Takings litigation is a bit of a puzzle. You would expect the amount of litigation to go up and down depending on the situation in the real estate market. If there’s a lot of new construction, there are more opportunities for conflict between developers and regulators. And if prices are high, so are the economic stakes, which should make litigation more appealing for developers. But the housing bubble seems to have done only a bit to increase litigation, and the collapse of the housing market and its partial recovery are barely discernible in litigation rates.
It would be really hard to find out the actual filings of takings claims in all the trial courts cross the country. What I did instead was count citations to the Penn Central case in published opinions as a rough gauge of takings litigation. It’s a case that one side or the other (probably the government) seems likely to cite in almost any takings case, thus very likely to end up being cited by the court. Of course, appellate opinions are only a sample of all litigation, but there’s no particular reason to think the propensity to appeal cases changes markedly from year to year. If anything, you would expect the propensity to appeal to be pro-cyclical, since parties have more money in good times to pay for appeals. That would accentuate the trends that you would expect in the appellate citations for takings cases.

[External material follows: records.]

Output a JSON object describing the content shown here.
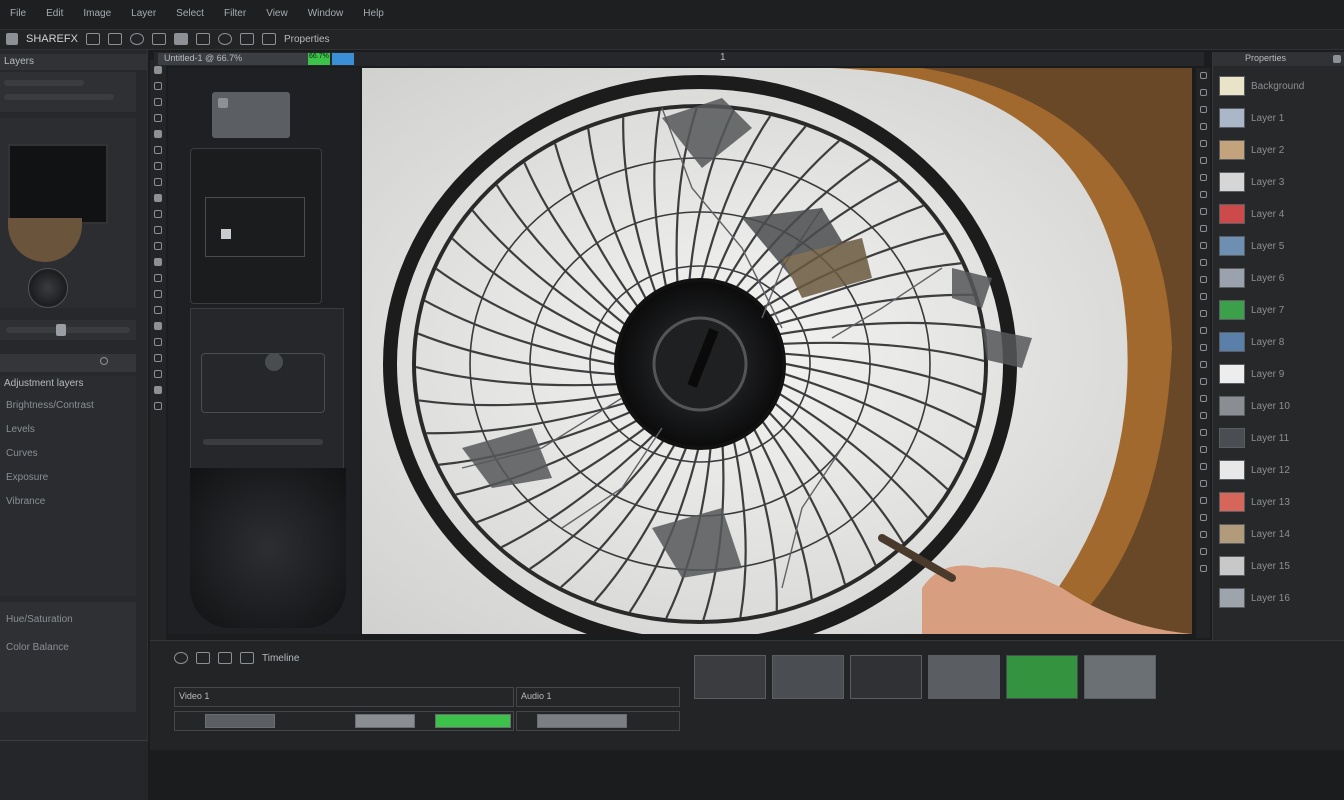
{
  "menubar": {
    "items": [
      "File",
      "Edit",
      "Image",
      "Layer",
      "Select",
      "Filter",
      "View",
      "Window",
      "Help"
    ]
  },
  "toolbar": {
    "workspace_label": "SHAREFX",
    "mode_label": "Properties"
  },
  "tab": {
    "label": "Untitled-1 @ 66.7%",
    "zoom": "66.7%",
    "page_indicator": "1"
  },
  "left_panel": {
    "tab_label": "Layers",
    "section_title": "Adjustment layers",
    "rows": [
      "Brightness/Contrast",
      "Levels",
      "Curves",
      "Exposure",
      "Vibrance",
      "Hue/Saturation",
      "Color Balance"
    ]
  },
  "right_panel": {
    "header": "Properties",
    "rows": [
      "Background",
      "Layer 1",
      "Layer 2",
      "Layer 3",
      "Layer 4",
      "Layer 5",
      "Layer 6",
      "Layer 7",
      "Layer 8",
      "Layer 9",
      "Layer 10",
      "Layer 11",
      "Layer 12",
      "Layer 13",
      "Layer 14",
      "Layer 15",
      "Layer 16"
    ]
  },
  "timeline": {
    "label": "Timeline",
    "track_a": "Video 1",
    "track_b": "Audio 1"
  },
  "colors": {
    "bg": "#1b1c1e",
    "panel": "#2a2c2f",
    "accent_green": "#3cc24a",
    "accent_blue": "#3a8fd6",
    "canvas_bg": "#e9e9e7",
    "wood": "#a2692e"
  }
}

Here are the number of Penn Central citations in cases in the even-numbered years for the past two decades, plus 2015:
If you figure a two or three lag between permit denials and appellate court opinion, the peak years roughly track the real estate bubble (although it’s possible that even that isn’t statistically significant). But the peak in takings cases was nowhere as big as the peak in the housing market. And takings litigation only went down by a little after the bubble collapsed and never returned to pre-bubble levels. The number of permits is still only half as much as the peak, so there should be far fewer opportunities for disputes between developers and regulators. And the likelihood of a dispute in any given case should have gone down after the housing crash. After the bubble burst, you might have expected a municipality to be very generous in encouraging developments to try to help restore its tax base and to boost employment. So you’d expect even fewer development rejections that could give rise to litigation.

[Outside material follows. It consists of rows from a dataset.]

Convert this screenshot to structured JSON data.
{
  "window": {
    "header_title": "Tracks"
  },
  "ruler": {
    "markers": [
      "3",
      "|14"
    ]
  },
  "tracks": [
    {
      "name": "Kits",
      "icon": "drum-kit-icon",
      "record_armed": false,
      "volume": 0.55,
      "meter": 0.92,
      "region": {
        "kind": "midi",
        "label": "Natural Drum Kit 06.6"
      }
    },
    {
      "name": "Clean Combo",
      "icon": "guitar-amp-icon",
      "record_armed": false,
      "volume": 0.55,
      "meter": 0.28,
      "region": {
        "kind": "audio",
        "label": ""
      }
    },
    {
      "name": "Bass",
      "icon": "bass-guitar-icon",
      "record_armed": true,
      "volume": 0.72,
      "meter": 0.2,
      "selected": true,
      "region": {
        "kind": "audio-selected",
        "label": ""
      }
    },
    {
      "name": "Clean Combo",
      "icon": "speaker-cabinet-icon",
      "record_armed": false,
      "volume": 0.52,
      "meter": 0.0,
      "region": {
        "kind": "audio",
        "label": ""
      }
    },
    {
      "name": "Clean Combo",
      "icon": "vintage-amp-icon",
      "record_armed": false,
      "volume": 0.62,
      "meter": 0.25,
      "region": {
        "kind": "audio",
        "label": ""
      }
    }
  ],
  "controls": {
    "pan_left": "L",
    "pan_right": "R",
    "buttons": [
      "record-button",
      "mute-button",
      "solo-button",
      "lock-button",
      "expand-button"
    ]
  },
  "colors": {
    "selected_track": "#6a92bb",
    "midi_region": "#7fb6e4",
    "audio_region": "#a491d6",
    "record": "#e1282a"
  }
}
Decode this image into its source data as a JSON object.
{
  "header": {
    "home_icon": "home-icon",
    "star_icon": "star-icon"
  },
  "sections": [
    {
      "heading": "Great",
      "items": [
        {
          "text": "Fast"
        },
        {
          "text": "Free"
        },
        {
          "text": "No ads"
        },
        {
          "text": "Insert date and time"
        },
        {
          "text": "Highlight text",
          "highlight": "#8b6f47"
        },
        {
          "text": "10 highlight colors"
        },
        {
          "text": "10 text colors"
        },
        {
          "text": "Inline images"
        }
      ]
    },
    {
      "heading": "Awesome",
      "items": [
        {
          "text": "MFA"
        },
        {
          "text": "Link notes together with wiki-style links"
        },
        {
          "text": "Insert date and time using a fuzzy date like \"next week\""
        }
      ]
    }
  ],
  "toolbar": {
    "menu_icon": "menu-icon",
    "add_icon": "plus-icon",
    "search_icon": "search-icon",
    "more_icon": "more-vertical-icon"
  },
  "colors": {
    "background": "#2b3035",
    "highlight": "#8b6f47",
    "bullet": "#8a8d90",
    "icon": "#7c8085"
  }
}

Think of it this way. Suppose there was a huge surge in the number of people in hospitals and in the amount of damages you could get in a malpractice cases. Wouldn’t you expect the number of malpractice cases to shoot way up? And then if the number of people in hospitals dropped by half and the damages also went down, wouldn’t you expect a lot fewer suits? Or if there were suddenly half as many arrests and they were for less serious offenses, wouldn’t you expect citations of Miranda to drop proportionately? The puzzle is why that hasn’t happened here.